Havas is in the process of completing a medium-sized deal, David Jones, chief executive officer of Havas Worldwide and Euro RSCG, said in an interview in Singapore today. The purchase will be completed in the next few months, he said, declining to be more specific.
“For us, Asia is a priority,” Jones said. “You are not only seeing a huge number of new businesses spring up in Asia, but you are actually seeing Asian companies take control of some of the big global businesses.”
Revenue from Asia Pacific now accounts for about 5 percent to 6 percent of the total, Jones said. The region will become the largest advertising market soon after 2014 as the economic slowdown in North America accelerated the shift of ad dollars to digital media in China, India and Brazil, eMarketer Inc. and Starcom MediaVest Group said in a report earlier this month.

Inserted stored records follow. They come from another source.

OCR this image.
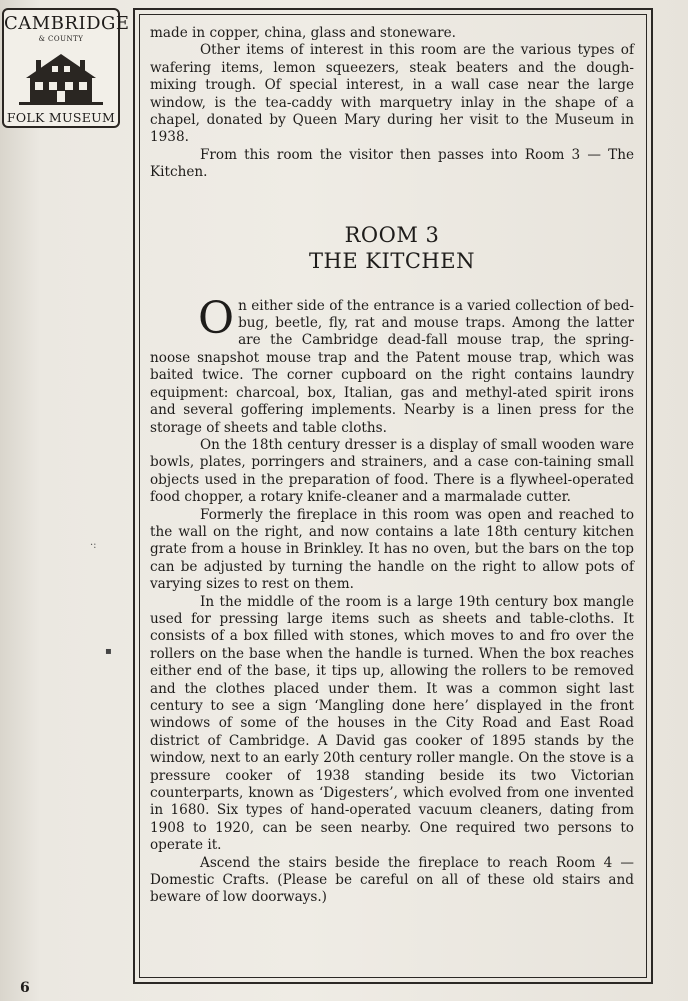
CAMBRIDGE
& COUNTY
FOLK MUSEUM

made in copper, china, glass and stoneware.

Other items of interest in this room are the various types of wafering items, lemon squeezers, steak beaters and the dough-mixing trough. Of special interest, in a wall case near the large window, is the tea-caddy with marquetry inlay in the shape of a chapel, donated by Queen Mary during her visit to the Museum in 1938.

From this room the visitor then passes into Room 3 — The Kitchen.

ROOM 3
THE KITCHEN

On either side of the entrance is a varied collection of bed-bug, beetle, fly, rat and mouse traps. Among the latter are the Cambridge dead-fall mouse trap, the spring-noose snapshot mouse trap and the Patent mouse trap, which was baited twice. The corner cupboard on the right contains laundry equipment: charcoal, box, Italian, gas and methyl-ated spirit irons and several goffering implements. Nearby is a linen press for the storage of sheets and table cloths.

On the 18th century dresser is a display of small wooden ware bowls, plates, porringers and strainers, and a case con-taining small objects used in the preparation of food. There is a flywheel-operated food chopper, a rotary knife-cleaner and a marmalade cutter.

Formerly the fireplace in this room was open and reached to the wall on the right, and now contains a late 18th century kitchen grate from a house in Brinkley. It has no oven, but the bars on the top can be adjusted by turning the handle on the right to allow pots of varying sizes to rest on them.

In the middle of the room is a large 19th century box mangle used for pressing large items such as sheets and table-cloths. It consists of a box filled with stones, which moves to and fro over the rollers on the base when the handle is turned. When the box reaches either end of the base, it tips up, allowing the rollers to be removed and the clothes placed under them. It was a common sight last century to see a sign ‘Mangling done here’ displayed in the front windows of some of the houses in the City Road and East Road district of Cambridge. A David gas cooker of 1895 stands by the window, next to an early 20th century roller mangle. On the stove is a pressure cooker of 1938 standing beside its two Victorian counterparts, known as ‘Digesters’, which evolved from one invented in 1680. Six types of hand-operated vacuum cleaners, dating from 1908 to 1920, can be seen nearby. One required two persons to operate it.

Ascend the stairs beside the fireplace to reach Room 4 — Domestic Crafts. (Please be careful on all of these old stairs and beware of low doorways.)

·:
▪
6
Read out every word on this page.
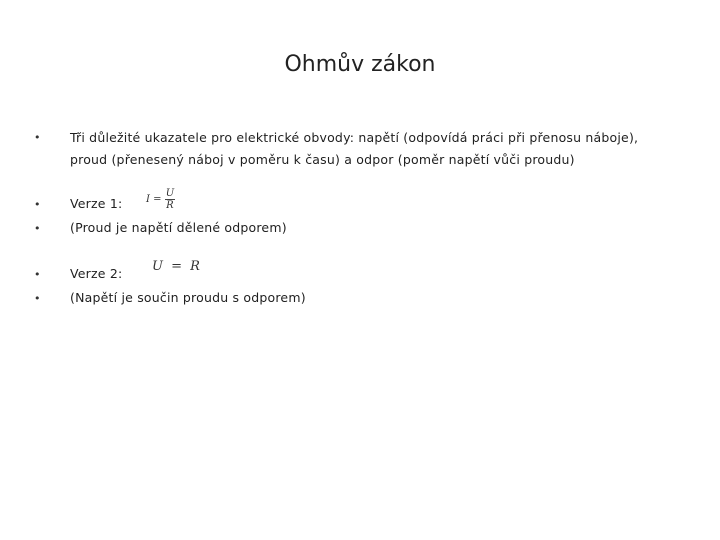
Ohmův zákon
• Tři důležité ukazatele pro elektrické obvody: napětí (odpovídá práci při přenosu náboje),
proud (přenesený náboj v poměru k času) a odpor (poměr napětí vůči proudu)
• Verze 1: $I = \frac{U}{R}$
• (Proud je napětí dělené odporem)
• Verze 2: U = R
• (Napětí je součin proudu s odporem)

Havas’s main focus areas for acquisitions are in the healthcare business and digital media, which includes social media and search companies, Jones said. The company also aims to expand in Latin America, he said.
“We are looking at $10 million to $20 million businesses around the world and that’s probably our sweet spot,” he said. The company tends to aim for more than a 50 percent stake, he said.
In the next couple of years, Havas aims to have revenues of more than 10 percent from Asia Pacific, and increase that to 15 percent to 20 percent in five years, Jones said. Currently, the company gets about 5 percent to six percent from the region.